Prime Minister Justin Trudeau mounted the national apology pulpit again recently by promising that at some point Parliament would express its regret for the Mackenzie King government’s refusal in 1939 to grant asylum to German Jews aboard the MS St. Louis.

The ship, also denied entry by the United States and Cuba, eventually returned to Europe. Ultimately, 254 of the passengers were murdered in Nazi death camps.

Clearly it’s not a shining moment in the history of Canadian humanitarianism.

The apology to the doomed passengers joins a list of Canadian mea culpas that grows ever longer. We have acknowledged the plight of Ukrainians interned as enemy aliens during First World War. We have apologized to Chinese immigrants for an excessively-high entry fee levied between 1885 and 1923. We have apologized to Japanese Canadians for their internment in the Second World War and, of course, most recently, we have apologized to Indigenous students of the Indian Residential Schools system.

The cost of restitution to these groups is in the billions of dollars, and more historically distressed groups are waiting for their turn in the spotlight and a chance for some money in recompense – most notably those children affected by the ’60s Scoop that encouraged adoption of native children by non-Indigenous families.

All this is very well and these actions surely signal Canadian virtue to an admiring world but, really, haven’t we done enough?

Or perhaps it’s time for Canada to face up to another series of much more dire mistakes that our government has made and which have yet to come to public consciousness? Since our current prime minister has not declared a statute of limitations on such apologies, it’s appropriate for a historian to blow the dust off some long-ignored sins.

For example, did you know that Canada was, in part, responsible for the Second World War? Oh yes, indeed.

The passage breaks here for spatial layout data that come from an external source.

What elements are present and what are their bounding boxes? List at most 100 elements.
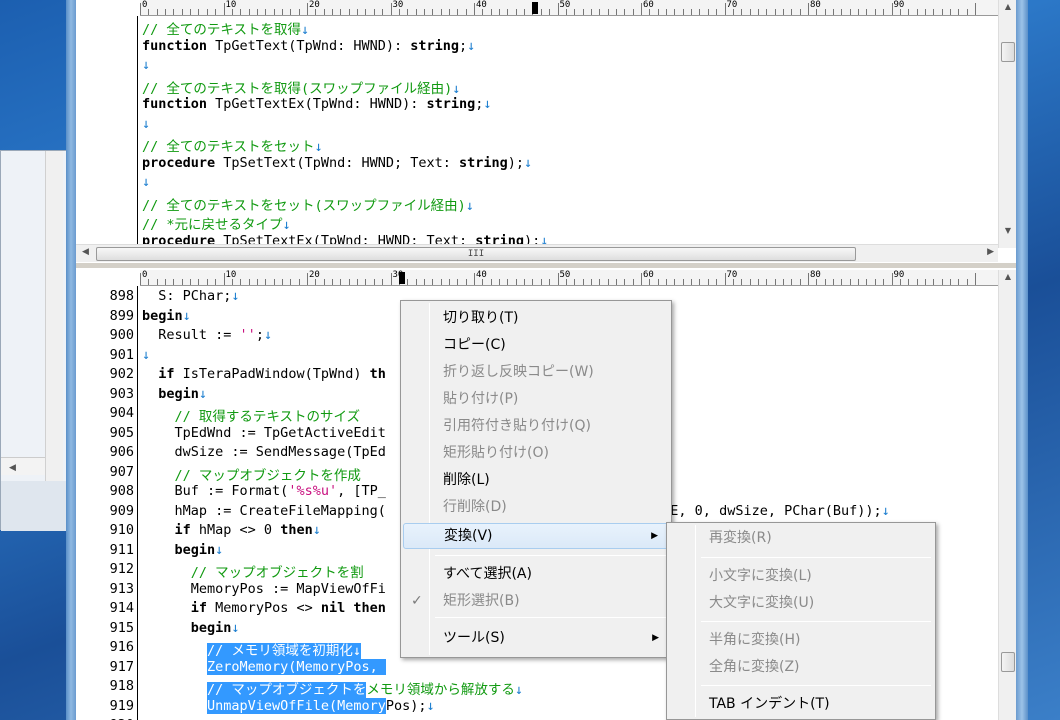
menu-separator bbox=[701, 621, 931, 622]
ruler-tick bbox=[407, 279, 409, 285]
menu-item-rect-select[interactable]: 矩形選択(B) ✓ bbox=[403, 588, 669, 614]
code-line[interactable]: // 全てのテキストをセット(スワップファイル経由)↓ bbox=[142, 194, 474, 214]
code-line[interactable]: ↓ bbox=[142, 174, 150, 190]
submenu-item-to-halfwidth[interactable]: 半角に変換(H) bbox=[669, 627, 933, 653]
submenu-item-label: TAB インデント(T) bbox=[709, 696, 830, 712]
vertical-scroll-thumb-top[interactable] bbox=[1001, 42, 1015, 62]
code-line[interactable]: ↓ bbox=[142, 347, 150, 363]
menu-item-line-delete[interactable]: 行削除(D) bbox=[403, 494, 669, 520]
ruler-tick bbox=[782, 279, 784, 285]
code-line[interactable]: // 全てのテキストを取得↓ bbox=[142, 18, 309, 38]
code-line[interactable]: function TpGetText(TpWnd: HWND): string;… bbox=[142, 38, 475, 54]
menu-item-rect-paste[interactable]: 矩形貼り付け(O) bbox=[403, 440, 669, 466]
menu-item-tools[interactable]: ツール(S) ▶ bbox=[403, 625, 669, 651]
menu-item-quote-paste[interactable]: 引用符付き貼り付け(Q) bbox=[403, 413, 669, 439]
line-number: 913 bbox=[109, 580, 134, 597]
scroll-right-icon[interactable]: ▶ bbox=[987, 247, 994, 257]
code-line[interactable]: TpEdWnd := TpGetActiveEdit bbox=[142, 425, 386, 441]
line-number: 902 bbox=[109, 366, 134, 382]
ruler-tick bbox=[515, 9, 517, 15]
line-number: 900 bbox=[109, 327, 134, 343]
scroll-down-icon[interactable]: ▼ bbox=[999, 226, 1016, 235]
ruler-label: 90 bbox=[893, 270, 905, 280]
submenu-item-to-uppercase[interactable]: 大文字に変換(U) bbox=[669, 590, 933, 616]
code-line[interactable]: Buf := Format('%s%u', [TP_ bbox=[142, 483, 386, 499]
code-line[interactable]: if hMap <> 0 then↓ bbox=[142, 522, 321, 538]
ruler-tick bbox=[432, 279, 434, 285]
editor-pane-top[interactable]: 0 10 20 30 40 50 60 70 80 90 96// 全てのテキストを取得↓97fu… bbox=[76, 0, 1016, 264]
submenu-item-to-fullwidth[interactable]: 全角に変換(Z) bbox=[669, 654, 933, 680]
scroll-up-icon[interactable]: ▲ bbox=[999, 272, 1016, 281]
ruler-tick bbox=[674, 279, 676, 285]
vertical-scrollbar-top[interactable]: ▲ ▼ bbox=[998, 0, 1016, 248]
ruler-tick bbox=[281, 9, 283, 15]
code-line[interactable]: procedure TpSetTextEx(TpWnd: HWND; Text:… bbox=[142, 233, 548, 245]
horizontal-scrollbar-top[interactable]: ◀ III ▶ bbox=[76, 244, 998, 262]
ruler-tick bbox=[641, 3, 642, 15]
vertical-scrollbar-bottom[interactable]: ▲ bbox=[998, 270, 1016, 720]
code-line[interactable]: // 取得するテキストのサイズ bbox=[142, 405, 361, 425]
menu-item-select-all[interactable]: すべて選択(A) bbox=[403, 561, 669, 587]
code-line[interactable]: ZeroMemory(MemoryPos, bbox=[142, 658, 386, 675]
ruler-tick bbox=[332, 279, 334, 285]
code-line[interactable]: begin↓ bbox=[142, 620, 240, 636]
ruler-label: 10 bbox=[225, 270, 237, 280]
line-number: 898 bbox=[109, 288, 134, 304]
code-line[interactable]: begin↓ bbox=[142, 386, 207, 402]
code-line[interactable]: // マップオブジェクトを割 bbox=[142, 561, 364, 581]
ruler-tick bbox=[858, 279, 860, 285]
code-line[interactable]: begin↓ bbox=[142, 542, 224, 558]
scroll-up-icon[interactable]: ▲ bbox=[999, 2, 1016, 11]
line-number: 912 bbox=[109, 561, 134, 577]
code-line[interactable]: S: PChar;↓ bbox=[142, 288, 239, 304]
code-line[interactable]: Result := '';↓ bbox=[142, 327, 272, 343]
code-line[interactable]: // マップオブジェクトを作成 bbox=[142, 464, 361, 484]
code-line[interactable]: begin↓ bbox=[142, 308, 191, 324]
ruler-tick bbox=[198, 9, 200, 15]
ruler-tick bbox=[966, 9, 968, 15]
ruler-tick bbox=[883, 9, 885, 15]
menu-item-cut[interactable]: 切り取り(T) bbox=[403, 305, 669, 331]
horizontal-scroll-thumb[interactable]: III bbox=[96, 247, 856, 261]
ruler-tick bbox=[741, 9, 743, 15]
ruler-tick bbox=[841, 279, 843, 285]
menu-item-delete[interactable]: 削除(L) bbox=[403, 467, 669, 493]
line-number: 910 bbox=[109, 522, 134, 538]
code-line[interactable]: function TpGetTextEx(TpWnd: HWND): strin… bbox=[142, 96, 492, 112]
code-line[interactable]: // メモリ領域を初期化↓ bbox=[142, 639, 362, 659]
line-number: 907 bbox=[109, 463, 134, 480]
ruler-tick bbox=[657, 9, 659, 15]
ruler-tick bbox=[657, 279, 659, 285]
menu-item-wrap-copy[interactable]: 折り返し反映コピー(W) bbox=[403, 359, 669, 385]
ruler-tick bbox=[799, 279, 801, 285]
code-line[interactable]: ↓ bbox=[142, 116, 150, 132]
ruler-tick bbox=[849, 279, 851, 285]
code-line[interactable]: // 全てのテキストを取得(スワップファイル経由)↓ bbox=[142, 77, 460, 97]
ruler-tick bbox=[307, 3, 308, 15]
code-line[interactable]: if IsTeraPadWindow(TpWnd) th bbox=[142, 366, 386, 382]
ruler-caret-marker bbox=[532, 2, 539, 14]
code-line[interactable]: UnmapViewOfFile(MemoryPos);↓ bbox=[142, 697, 435, 714]
code-area-top[interactable]: 96// 全てのテキストを取得↓97function TpGetText(TpW… bbox=[140, 18, 998, 244]
menu-item-convert[interactable]: 変換(V) ▶ bbox=[403, 523, 669, 549]
code-line[interactable]: procedure TpSetText(TpWnd: HWND; Text: s… bbox=[142, 155, 532, 171]
ruler-tick bbox=[540, 279, 542, 285]
window-frame-right bbox=[1016, 0, 1028, 720]
submenu-item-to-lowercase[interactable]: 小文字に変換(L) bbox=[669, 563, 933, 589]
code-line[interactable]: if MemoryPos <> nil then bbox=[142, 600, 386, 616]
submenu-item-tab-indent[interactable]: TAB インデント(T) bbox=[669, 691, 933, 717]
ruler-tick bbox=[757, 279, 759, 285]
menu-item-paste[interactable]: 貼り付け(P) bbox=[403, 386, 669, 412]
submenu-item-reconvert[interactable]: 再変換(R) bbox=[669, 525, 933, 551]
ruler-tick bbox=[749, 9, 751, 15]
menu-item-copy[interactable]: コピー(C) bbox=[403, 332, 669, 358]
code-line[interactable]: ↓ bbox=[142, 57, 150, 73]
ruler-tick bbox=[507, 9, 509, 15]
code-line[interactable]: MemoryPos := MapViewOfFi bbox=[142, 581, 386, 597]
code-line[interactable]: // 全てのテキストをセット↓ bbox=[142, 135, 323, 155]
code-line[interactable]: // マップオブジェクトをメモリ領域から解放する↓ bbox=[142, 678, 523, 698]
vertical-scroll-thumb-bottom[interactable] bbox=[1001, 652, 1015, 672]
ruler-tick bbox=[933, 279, 935, 285]
scroll-left-icon[interactable]: ◀ bbox=[82, 247, 89, 257]
code-line[interactable]: // *元に戻せるタイプ↓ bbox=[142, 213, 291, 233]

At the end of the First World War, a conflict in which we sacrificed over 60,000 lives, Canada demanded a separate signature on the documents that would establish the conditions of German surrender and set up the post-war world. Though we had entered the war automatically as a part of the British Empire, Canada and the other Dominions insisted on signing the Treaty of Versailles as independent nations.

Therefore, we were party to a settlement that (justly or not) was deeply resented in Germany, which led to the popularity of groups such as Adolf Hitler’s National Socialists and the election of the Nazis in 1933. There’s a direct line between Versailles 1919 and the invasion of Poland 1939 and it’s time we ’fessed up. Apologies may be directed to the 40 million corpses that debacle produced.

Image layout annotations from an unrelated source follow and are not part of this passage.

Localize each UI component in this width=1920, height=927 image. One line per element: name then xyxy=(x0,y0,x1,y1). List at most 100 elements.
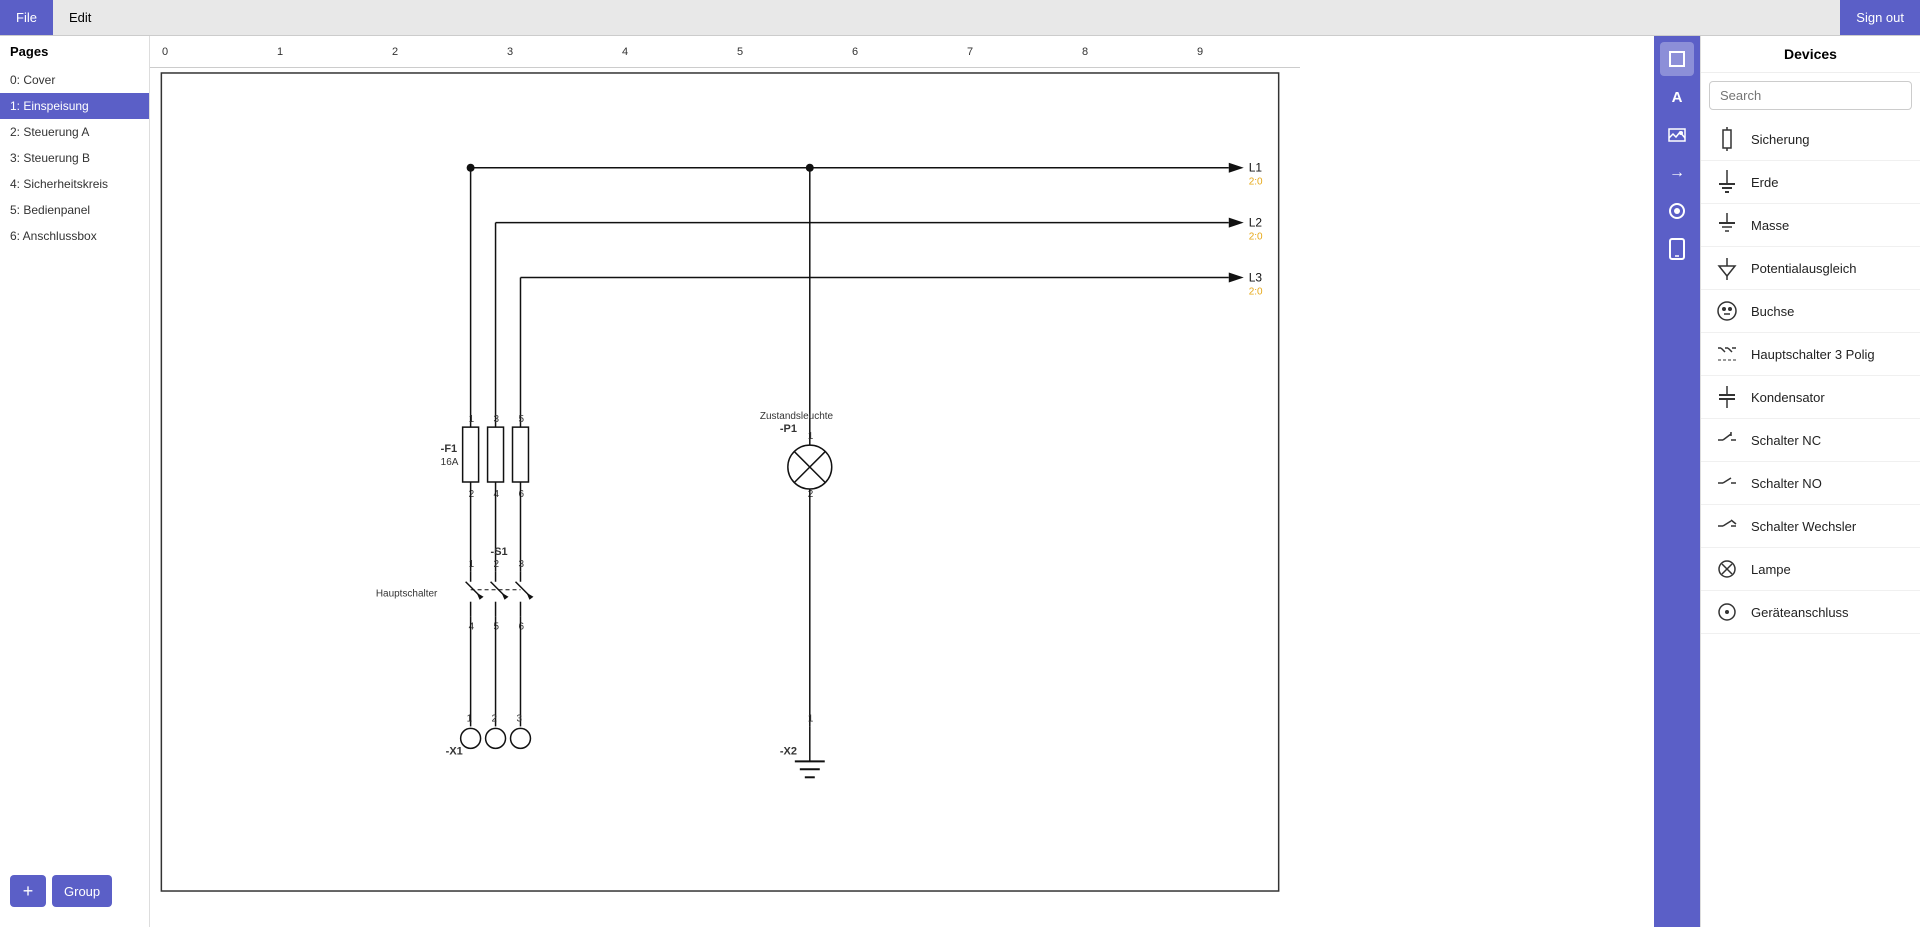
schematic-svg: L1 2:0 L2 2:0 L3 2:0 xyxy=(150,68,1300,896)
text-tool-button[interactable]: A xyxy=(1660,80,1694,114)
svg-text:2: 2 xyxy=(492,713,498,724)
ruler-mark: 2 xyxy=(390,36,398,67)
pages-list: 0: Cover1: Einspeisung2: Steuerung A3: S… xyxy=(0,67,149,249)
device-label: Schalter Wechsler xyxy=(1751,519,1856,534)
masse-icon xyxy=(1713,211,1741,239)
ruler-mark: 9 xyxy=(1195,36,1203,67)
svg-text:4: 4 xyxy=(494,489,500,500)
ruler-mark: 8 xyxy=(1080,36,1088,67)
hauptschalter-icon xyxy=(1713,340,1741,368)
svg-text:3: 3 xyxy=(518,559,524,570)
circle-tool-button[interactable] xyxy=(1660,194,1694,228)
sidebar-page-item[interactable]: 0: Cover xyxy=(0,67,149,93)
svg-text:3: 3 xyxy=(517,713,523,724)
svg-text:4: 4 xyxy=(469,622,475,633)
svg-text:-F1: -F1 xyxy=(441,443,457,455)
svg-text:1: 1 xyxy=(808,713,814,724)
group-button[interactable]: Group xyxy=(52,875,112,907)
device-item[interactable]: Schalter NC xyxy=(1701,419,1920,462)
edit-menu[interactable]: Edit xyxy=(53,0,107,35)
ruler-mark: 6 xyxy=(850,36,858,67)
device-label: Kondensator xyxy=(1751,390,1825,405)
device-item[interactable]: Sicherung xyxy=(1701,118,1920,161)
arrow-tool-button[interactable]: → xyxy=(1660,156,1694,190)
svg-text:1: 1 xyxy=(469,559,475,570)
device-list: SicherungErdeMassePotentialausgleich Buch… xyxy=(1701,118,1920,927)
device-item[interactable]: Buchse xyxy=(1701,290,1920,333)
select-tool-button[interactable] xyxy=(1660,42,1694,76)
main-layout: Pages 0: Cover1: Einspeisung2: Steuerung… xyxy=(0,36,1920,927)
lampe-icon xyxy=(1713,555,1741,583)
erde-icon xyxy=(1713,168,1741,196)
svg-text:6: 6 xyxy=(518,622,524,633)
sign-out-button[interactable]: Sign out xyxy=(1840,0,1920,35)
svg-text:-S1: -S1 xyxy=(491,546,508,558)
mobile-tool-button[interactable] xyxy=(1660,232,1694,266)
geraeteanschluss-icon xyxy=(1713,598,1741,626)
device-label: Hauptschalter 3 Polig xyxy=(1751,347,1875,362)
ruler-mark: 0 xyxy=(160,36,168,67)
device-item[interactable]: Schalter Wechsler xyxy=(1701,505,1920,548)
device-item[interactable]: Kondensator xyxy=(1701,376,1920,419)
sidebar-page-item[interactable]: 1: Einspeisung xyxy=(0,93,149,119)
svg-text:L1: L1 xyxy=(1249,161,1263,175)
svg-text:3: 3 xyxy=(494,414,500,425)
buchse-icon xyxy=(1713,297,1741,325)
potentialausgleich-icon xyxy=(1713,254,1741,282)
device-item[interactable]: Masse xyxy=(1701,204,1920,247)
device-label: Geräteanschluss xyxy=(1751,605,1849,620)
schalter_no-icon xyxy=(1713,469,1741,497)
svg-text:Hauptschalter: Hauptschalter xyxy=(376,589,438,600)
kondensator-icon xyxy=(1713,383,1741,411)
svg-text:2:0: 2:0 xyxy=(1249,232,1263,243)
svg-text:2:0: 2:0 xyxy=(1249,177,1263,188)
sidebar: Pages 0: Cover1: Einspeisung2: Steuerung… xyxy=(0,36,150,927)
ruler-mark: 3 xyxy=(505,36,513,67)
search-input[interactable] xyxy=(1709,81,1912,110)
topbar: File Edit Sign out xyxy=(0,0,1920,36)
ruler-mark: 4 xyxy=(620,36,628,67)
svg-text:2: 2 xyxy=(469,489,475,500)
schalter_wechsler-icon xyxy=(1713,512,1741,540)
canvas-area[interactable]: 0 1 2 3 4 5 6 7 8 9 L1 2:0 L2 2:0 L3 2:0 xyxy=(150,36,1654,927)
svg-text:1: 1 xyxy=(469,414,475,425)
device-item[interactable]: Potentialausgleich xyxy=(1701,247,1920,290)
canvas-inner: 0 1 2 3 4 5 6 7 8 9 L1 2:0 L2 2:0 L3 2:0 xyxy=(150,36,1300,896)
pages-title: Pages xyxy=(0,36,149,67)
device-label: Schalter NC xyxy=(1751,433,1821,448)
ruler-mark: 1 xyxy=(275,36,283,67)
device-item[interactable]: Erde xyxy=(1701,161,1920,204)
svg-text:-X2: -X2 xyxy=(780,745,797,757)
schalter_nc-icon xyxy=(1713,426,1741,454)
device-item[interactable]: Lampe xyxy=(1701,548,1920,591)
right-toolbar: A → xyxy=(1654,36,1700,927)
svg-text:L3: L3 xyxy=(1249,270,1263,284)
sicherung-icon xyxy=(1713,125,1741,153)
device-label: Buchse xyxy=(1751,304,1794,319)
svg-text:-P1: -P1 xyxy=(780,423,797,435)
device-item[interactable]: Geräteanschluss xyxy=(1701,591,1920,634)
image-tool-button[interactable] xyxy=(1660,118,1694,152)
sidebar-page-item[interactable]: 5: Bedienpanel xyxy=(0,197,149,223)
ruler-mark: 5 xyxy=(735,36,743,67)
svg-text:5: 5 xyxy=(494,622,500,633)
device-item[interactable]: Schalter NO xyxy=(1701,462,1920,505)
add-page-button[interactable]: + xyxy=(10,875,46,907)
device-label: Lampe xyxy=(1751,562,1791,577)
devices-panel: Devices SicherungErdeMassePotentialausgl… xyxy=(1700,36,1920,927)
svg-text:2: 2 xyxy=(808,489,814,500)
svg-text:L2: L2 xyxy=(1249,216,1263,230)
svg-text:1: 1 xyxy=(467,713,473,724)
sidebar-page-item[interactable]: 3: Steuerung B xyxy=(0,145,149,171)
ruler: 0 1 2 3 4 5 6 7 8 9 xyxy=(150,36,1300,68)
device-item[interactable]: Hauptschalter 3 Polig xyxy=(1701,333,1920,376)
svg-text:5: 5 xyxy=(518,414,524,425)
sidebar-page-item[interactable]: 6: Anschlussbox xyxy=(0,223,149,249)
file-menu[interactable]: File xyxy=(0,0,53,35)
devices-title: Devices xyxy=(1701,36,1920,73)
svg-text:2: 2 xyxy=(494,559,500,570)
sidebar-page-item[interactable]: 4: Sicherheitskreis xyxy=(0,171,149,197)
sidebar-page-item[interactable]: 2: Steuerung A xyxy=(0,119,149,145)
ruler-mark: 7 xyxy=(965,36,973,67)
svg-text:-X1: -X1 xyxy=(446,745,463,757)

We must not also forget that Canada helped the conquests of fascist Italy in the 1930s. Benito Mussolini, the Italian Il Duce, wished to establish an African empire and invaded Ethiopia in 1935. The emperor of that beleaguered country, Haile Selassie, made a stirring appeal to the League of Nations for help. The Canadian representative to the League, to his eternal credit, proposed that an oil, coal and steel embargo be imposed on Italy in order to hamper its war-making capabilities.

Back in Quebec, however, Mussolini was a popular figure and Liberal politicians of that province pressured Prime Minister William Lyon Mackenzie King’s government to repudiate the actions of its League emissary, who was thereupon publicly reprimanded. It was now clear that the League’s guarantees of collective security were worthless and dictators were free to wage war. Apologies may be directed to the hundreds of thousands of Ethiopian dead, many from the use of poison gas.

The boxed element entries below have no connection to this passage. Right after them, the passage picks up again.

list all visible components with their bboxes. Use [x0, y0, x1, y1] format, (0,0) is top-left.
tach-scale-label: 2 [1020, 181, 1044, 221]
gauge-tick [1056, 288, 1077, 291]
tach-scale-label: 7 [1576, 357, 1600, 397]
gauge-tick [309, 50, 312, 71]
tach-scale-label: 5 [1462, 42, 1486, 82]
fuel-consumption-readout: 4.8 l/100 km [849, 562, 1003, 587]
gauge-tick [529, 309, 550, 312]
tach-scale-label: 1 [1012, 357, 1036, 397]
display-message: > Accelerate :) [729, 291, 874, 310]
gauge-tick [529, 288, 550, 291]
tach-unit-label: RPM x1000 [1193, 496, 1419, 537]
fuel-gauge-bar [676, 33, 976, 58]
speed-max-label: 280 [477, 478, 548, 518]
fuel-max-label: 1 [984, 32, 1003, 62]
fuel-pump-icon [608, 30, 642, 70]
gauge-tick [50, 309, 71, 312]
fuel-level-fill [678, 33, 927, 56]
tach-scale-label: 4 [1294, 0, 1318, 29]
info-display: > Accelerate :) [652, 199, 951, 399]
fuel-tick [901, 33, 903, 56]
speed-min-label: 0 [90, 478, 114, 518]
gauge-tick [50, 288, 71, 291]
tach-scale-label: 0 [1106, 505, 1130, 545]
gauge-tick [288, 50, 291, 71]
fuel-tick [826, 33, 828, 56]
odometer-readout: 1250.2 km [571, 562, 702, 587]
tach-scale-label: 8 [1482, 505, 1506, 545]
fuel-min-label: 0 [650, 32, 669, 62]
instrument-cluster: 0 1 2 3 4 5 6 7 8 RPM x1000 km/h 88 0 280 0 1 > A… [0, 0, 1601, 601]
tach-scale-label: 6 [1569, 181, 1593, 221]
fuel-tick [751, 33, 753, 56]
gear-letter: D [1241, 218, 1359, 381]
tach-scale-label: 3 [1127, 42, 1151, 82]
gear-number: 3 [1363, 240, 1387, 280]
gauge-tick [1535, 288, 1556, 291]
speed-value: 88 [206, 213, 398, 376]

One more example should suffice.

There’s a long and shabby history of Canadian governmental persecution of various religious groups, particularly the Jehovah’s Witnesses. Among their beliefs are pacifism and a rejection of nationalist symbolism such as saluting the flag or singing God Save the King.

During the First World War, Jehovah’s Witnesses were refused conscientious objector status and many members were beaten or arrested. At times, their radio broadcasts have been suppressed and their literature confiscated.

During the Second World War, when patriotic fervour was at its highest, their children were expelled from schools and many were taken from their parents and placed in foster homes. (At the same moment Jehovah’s Witnesses were being murdered in Nazi concentration camps, where their steadfastness even won the admiration of their jailers.)

Quebec continued the persecution even after the war ended; more than 1,000 were arrested for distributing tracts and their meeting houses were padlocked. Apologies may be made the next time two earnest missionaries with The Watch Tower appear at your door.

It’s the nature of human activity that we all make mistakes and even commit sins. What’s an apology worth when all the victims are long dead and the apologizer had nothing to do with the offence?

When will our national breast-beating end?

Gerry Bowler is a Winnipeg historian and a senior fellow at the Frontier Centre for Public Policy.